Мадемуазель де Пеноэль в двух словах объяснила кавалеру смысл происходящего.
— Я знал об этом, — промолвил он, — и пришел, чтобы передать Каллисту сто сорок луидоров, которые я для него приберег; ему, впрочем, об этом уже известно.
С этими словами кавалер вытащил из кармана два свертка и показал их всем присутствующим. При виде таких богатств Мариотта велела Гаслену запереть входные двери.
— Да, но золото не вернет ему здоровья, — сквозь слезы проговорила баронесса.
— Зато он поедет к своей возлюбленной, — возразил кавалер. — А ну-ка, Каллист, собирайтесь!
Юноша приподнялся на кровати и радостно вскричал:
— Едем, скорее!
— Он будет жить, — сказал барон, задыхаясь, — теперь я смогу умереть спокойно. Бегите за священником.
Эти слова вызвали общий переполох. Каллист, видя, как побледнел старый барон, сраженный жестокими переживаниями, залился слезами. Кюре, который знал приговор врачей, пошел к мадемуазель де Туш, ибо насколько он поносил раньше эту заблудшую душу, настолько сейчас открыто выказывал ей уважение и защищал ото всех нападок, как и подобает пастырю защищать возлюбленную свою овечку.
Когда по Геранде прошел слух о том, что старик барон отходит, в переулке собралась толпа: крестьяне, болотари, горожане преклоняли колени во дворе, пока кюре Гримон напутствовал умирающего. Весь город был в волнении — старик отец скончался на руках безнадежно больного сына. Для старых герандцев угасание древнего бретонского рода было их общим бедствием. Это прощание с умирающим поразило Каллиста. На минуту горе заставило его забыть о своей любви; упав на колени возле кресла, он наблюдал, как постепенно угасает жизнь в этом бретонском воине, как разливается по его чертам смертельная бледность, и горько плакал. Вокруг кресла, где умирал старик, собралась вся семья.

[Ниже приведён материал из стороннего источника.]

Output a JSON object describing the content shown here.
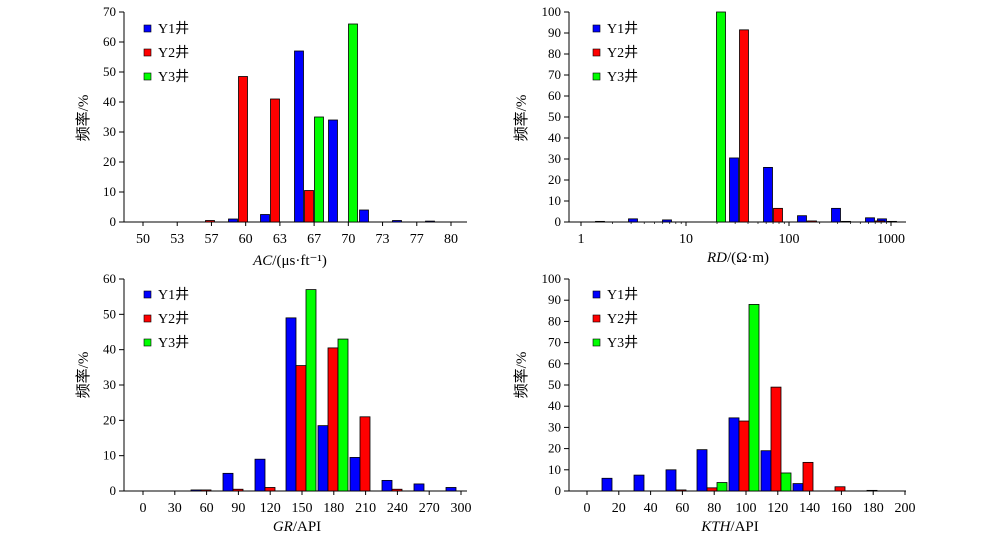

— Я умираю верным королю и религии. Воззри, господи, на дела мои и спаси жизнь Каллисту, — проговорил он.
— Я буду жить, батюшка, я во всем готов повиноваться вам, — ответил юноша.
— Если ты хочешь, чтобы кончина была мне сладкой, как сладостной была мне жизнь с моей Фанни, поклянись, что ты женишься.
— Обещаю вам это, батюшка.
Трогательно было видеть Каллиста, вернее, тень его, когда, поддерживаемый своим другом кавалером дю Альга, шел он за гробом отца во главе похоронной процессии. Вся церковь и маленькая площадь перед ней были забиты народом; за десять лье бретонцы сошлись отдать последний долг барону дю Генику.
Баронесса и Зефирина погрузились в глубокую скорбь, видя, что, вопреки всем их стараниям заставить Каллиста последовать воле отца, юноша не выходит из зловещего оцепенения. В первый же день, когда семейство надело траур, баронесса отвела сына в сад, усадила на скамью и начала его расспрашивать. Каллист отвечал на все вопросы матери нежно и покорно, но слова его дышали глубокой безнадежностью.